扩廓拔刀格挡,金铁交击声刺破长空。两马交错间,常遇春第二枪已到,扩廓侧身避过,肩甲被枪尖划出一道火星。
“常遇春!”扩廓怒喝。
“扩廓!”常遇春回枪再刺。
这一枪被扩廓的亲卫舍身挡住。那名年轻怯薛胸膛洞穿,临死前仍死死攥住枪杆。扩廓趁机拨马后退,白色大纛也随之后移。
大纛一动,北元全军皆惊。
“丞相退了!”不知谁喊了一声,怯薛军的阵型终于松动。明军趁势掩杀,蒙古铁骑的士气如雪崩般溃散。
扩廓在亲卫拼死掩护下向西北突围。他回头最后望了一眼——柳河川战场上,明军的日月旗正在夕阳下猎猎翻卷,而他的四万铁骑,已四散奔逃。
全宁城下,常遇春勒住战马。他的肩甲上还插着三支箭,鲜血顺着铁甲缝隙滴落。乌骓马浑身汗湿如洗,口中已泛起白沫。
“将军!”郭英追上来,声音沙哑,“扩廓跑了,追不追?”
常遇春没有答。他只是望着西北方向那道渐远的烟尘,忽然笑了一声。
“不追了。”他翻身下马,牵动箭伤,皱了皱眉,“这厮命硬,一时半会儿死不了。先收拾战场。”
这一仗,明军斩首七千,俘获战马八千匹,缴获粮草军械无数。更重要的是,扩廓赖以震慑漠南诸部的怯薛精锐,在这一战中折损近半。
消息传开,辽东纳哈出按兵不动,漠北诸部观望不前,就连正在河西休整的张良臣,也悄悄把伸向嘉峪关的触角缩了回去。
三日后,常遇春率军入全宁城。
这座他曾在一夜之间攻克的小城,如今已是明军在漠南东部最重要的据点。守将脱火赤的府邸被改为临时行辕,庭院里堆满缴获的兵器铠甲。

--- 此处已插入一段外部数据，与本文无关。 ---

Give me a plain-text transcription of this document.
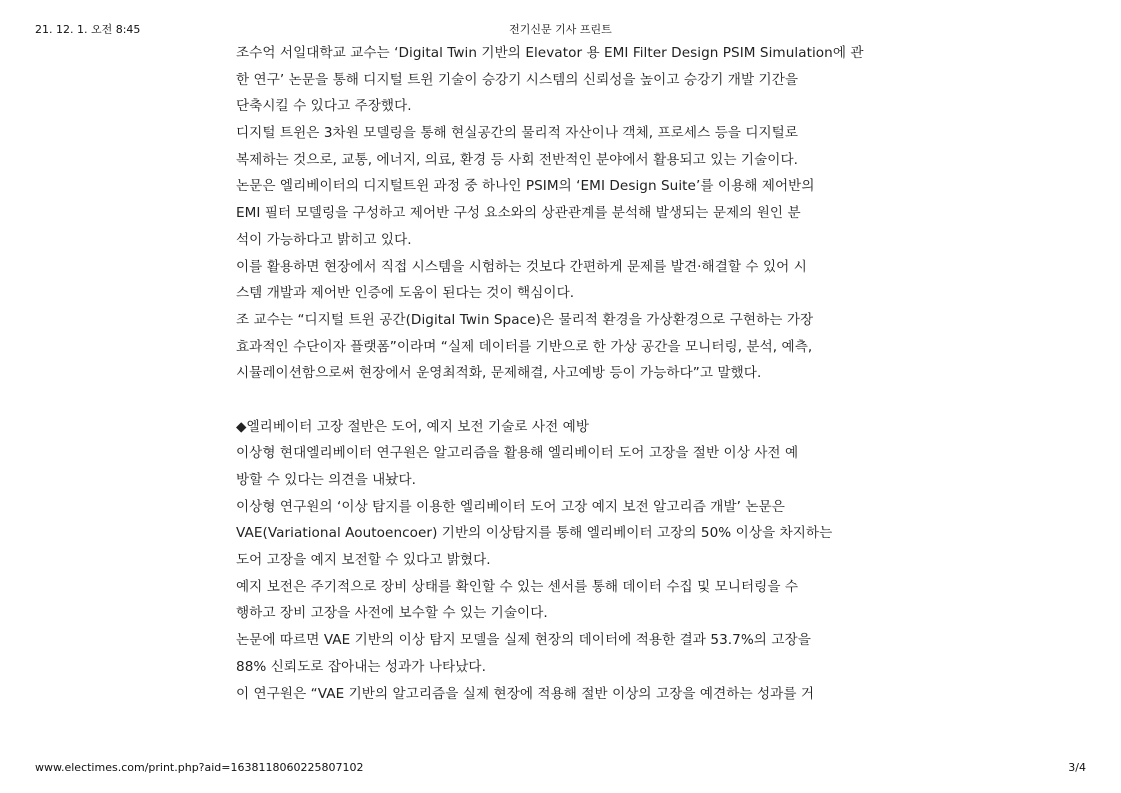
21. 12. 1. 오전 8:45	전기신문 기사 프린트
조수억 서일대학교 교수는 ‘Digital Twin 기반의 Elevator 용 EMI Filter Design PSIM Simulation에 관
한 연구’ 논문을 통해 디지털 트윈 기술이 승강기 시스템의 신뢰성을 높이고 승강기 개발 기간을
단축시킬 수 있다고 주장했다.
디지털 트윈은 3차원 모델링을 통해 현실공간의 물리적 자산이나 객체, 프로세스 등을 디지털로
복제하는 것으로, 교통, 에너지, 의료, 환경 등 사회 전반적인 분야에서 활용되고 있는 기술이다.
논문은 엘리베이터의 디지털트윈 과정 중 하나인 PSIM의 ‘EMI Design Suite’를 이용해 제어반의
EMI 필터 모델링을 구성하고 제어반 구성 요소와의 상관관계를 분석해 발생되는 문제의 원인 분
석이 가능하다고 밝히고 있다.
이를 활용하면 현장에서 직접 시스템을 시험하는 것보다 간편하게 문제를 발견·해결할 수 있어 시
스템 개발과 제어반 인증에 도움이 된다는 것이 핵심이다.
조 교수는 “디지털 트윈 공간(Digital Twin Space)은 물리적 환경을 가상환경으로 구현하는 가장
효과적인 수단이자 플랫폼”이라며 “실제 데이터를 기반으로 한 가상 공간을 모니터링, 분석, 예측,
시뮬레이션함으로써 현장에서 운영최적화, 문제해결, 사고예방 등이 가능하다”고 말했다.
◆엘리베이터 고장 절반은 도어, 예지 보전 기술로 사전 예방
이상형 현대엘리베이터 연구원은 알고리즘을 활용해 엘리베이터 도어 고장을 절반 이상 사전 예
방할 수 있다는 의견을 내놨다.
이상형 연구원의 ‘이상 탐지를 이용한 엘리베이터 도어 고장 예지 보전 알고리즘 개발’ 논문은
VAE(Variational Aoutoencoer) 기반의 이상탐지를 통해 엘리베이터 고장의 50% 이상을 차지하는
도어 고장을 예지 보전할 수 있다고 밝혔다.
예지 보전은 주기적으로 장비 상태를 확인할 수 있는 센서를 통해 데이터 수집 및 모니터링을 수
행하고 장비 고장을 사전에 보수할 수 있는 기술이다.
논문에 따르면 VAE 기반의 이상 탐지 모델을 실제 현장의 데이터에 적용한 결과 53.7%의 고장을
88% 신뢰도로 잡아내는 성과가 나타났다.
이 연구원은 “VAE 기반의 알고리즘을 실제 현장에 적용해 절반 이상의 고장을 예견하는 성과를 거
www.electimes.com/print.php?aid=1638118060225807102	3/4
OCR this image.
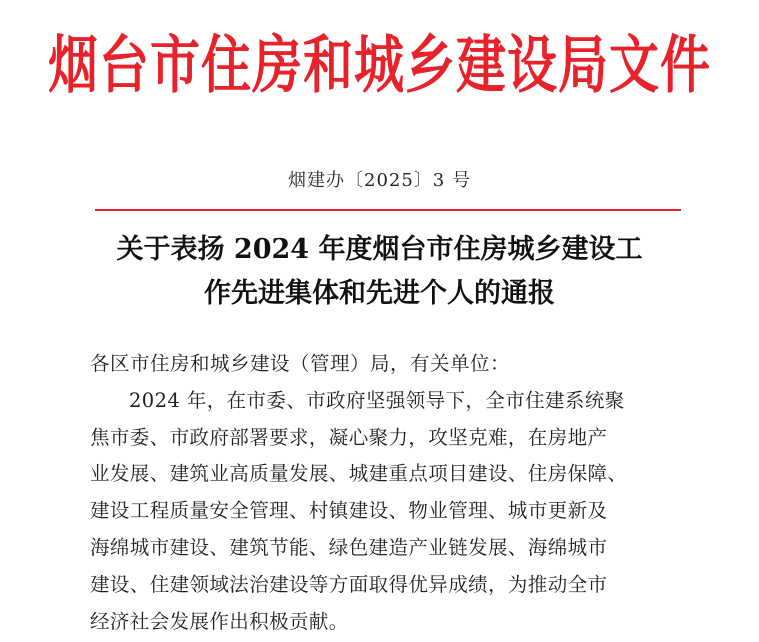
烟台市住房和城乡建设局文件
烟建办〔2025〕3 号
关于表扬 2024 年度烟台市住房城乡建设工
作先进集体和先进个人的通报

各区市住房和城乡建设（管理）局，有关单位：

2024 年，在市委、市政府坚强领导下，全市住建系统聚
焦市委、市政府部署要求，凝心聚力，攻坚克难，在房地产
业发展、建筑业高质量发展、城建重点项目建设、住房保障、
建设工程质量安全管理、村镇建设、物业管理、城市更新及
海绵城市建设、建筑节能、绿色建造产业链发展、海绵城市
建设、住建领域法治建设等方面取得优异成绩，为推动全市
经济社会发展作出积极贡献。
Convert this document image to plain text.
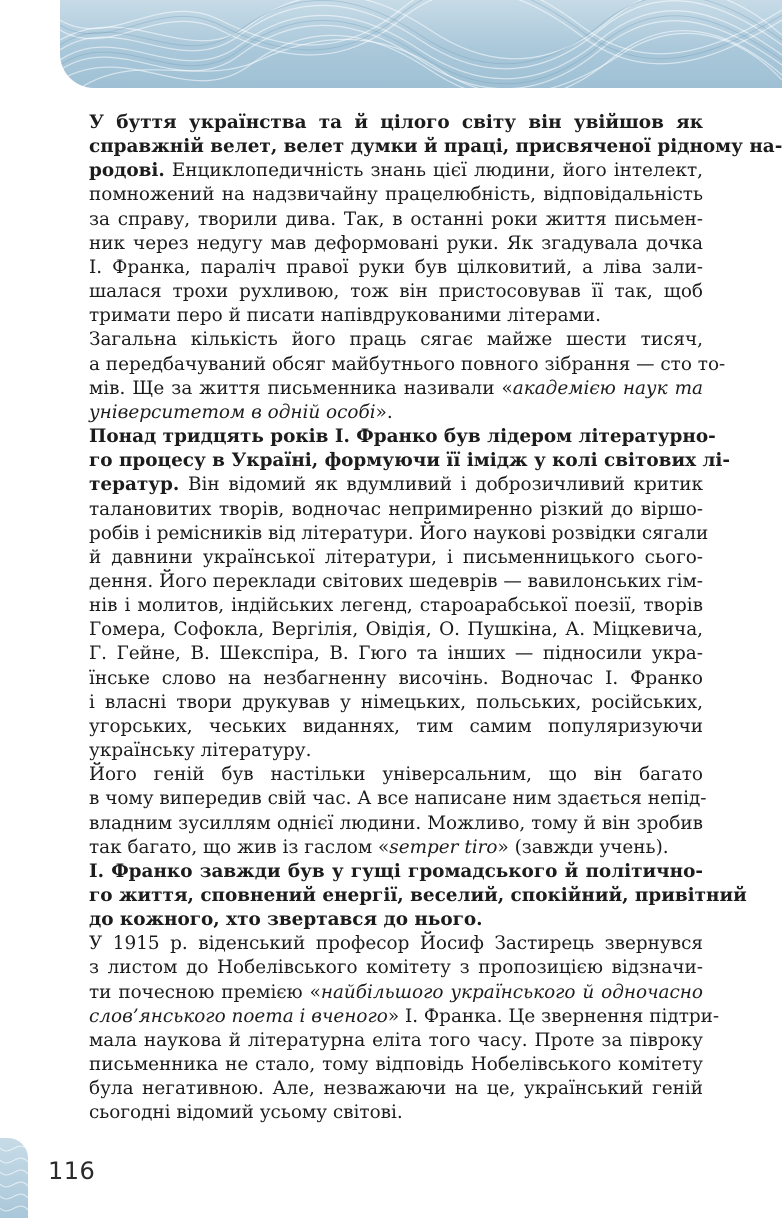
У буття українства та й цілого світу він увійшов як
справжній велет, велет думки й праці, присвяченої рідному на-
родові. Енциклопедичність знань цієї людини, його інтелект,
помножений на надзвичайну працелюбність, відповідальність
за справу, творили дива. Так, в останні роки життя письмен-
ник через недугу мав деформовані руки. Як згадувала дочка
І. Франка, параліч правої руки був цілковитий, а ліва зали-
шалася трохи рухливою, тож він пристосовував її так, щоб
тримати перо й писати напівдрукованими літерами.

Загальна кількість його праць сягає майже шести тисяч,
а передбачуваний обсяг майбутнього повного зібрання — сто то-
мів. Ще за життя письменника називали «академією наук та
університетом в одній особі».

Понад тридцять років І. Франко був лідером літературно-
го процесу в Україні, формуючи її імідж у колі світових лі-
тератур. Він відомий як вдумливий і доброзичливий критик
талановитих творів, водночас непримиренно різкий до віршо-
робів і ремісників від літератури. Його наукові розвідки сягали
й давнини української літератури, і письменницького сього-
дення. Його переклади світових шедеврів — вавилонських гім-
нів і молитов, індійських легенд, староарабської поезії, творів
Гомера, Софокла, Вергілія, Овідія, О. Пушкіна, А. Міцкевича,
Г. Гейне, В. Шекспіра, В. Гюго та інших — підносили укра-
їнське слово на незбагненну височінь. Водночас І. Франко
і власні твори друкував у німецьких, польських, російських,
угорських, чеських виданнях, тим самим популяризуючи
українську літературу.

Його геній був настільки універсальним, що він багато
в чому випередив свій час. А все написане ним здається непід-
владним зусиллям однієї людини. Можливо, тому й він зробив
так багато, що жив із гаслом «semper tiro» (завжди учень).

І. Франко завжди був у гущі громадського й політично-
го життя, сповнений енергії, веселий, спокійний, привітний
до кожного, хто звертався до нього.

У 1915 р. віденський професор Йосиф Застирець звернувся
з листом до Нобелівського комітету з пропозицією відзначи-
ти почесною премією «найбільшого українського й одночасно
слов’янського поета і вченого» І. Франка. Це звернення підтри-
мала наукова й літературна еліта того часу. Проте за півроку
письменника не стало, тому відповідь Нобелівського комітету
була негативною. Але, незважаючи на це, український геній
сьогодні відомий усьому світові.

116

常遇春坐在堂上,让军医拔去肩头的箭镞。他眉头都没皱一下,只是盯着摊在案上的漠南地图。
“全宁已定,”他对郭英说,“该西进开平了。”
郭英一怔:“将军,我军已出塞二十三日,粮草将尽,人马俱疲。大将军有令,三月二十前必须撤至长城以内”
“我知道。”常遇春打断他,“但现在是三月二十七。全宁一战,扩廓元气大伤,至少三个月不敢南下。这三个月,正是清扫漠南残敌、招抚诸部的最好时机。”他顿了顿,声音低沉,“错过这三个月,扩廓缓过气来,明年开春又要从头打起。”
郭英沉默。他追随常遇春十五年,太清楚这位将军的脾气——只要仗没打完,他就不会回头。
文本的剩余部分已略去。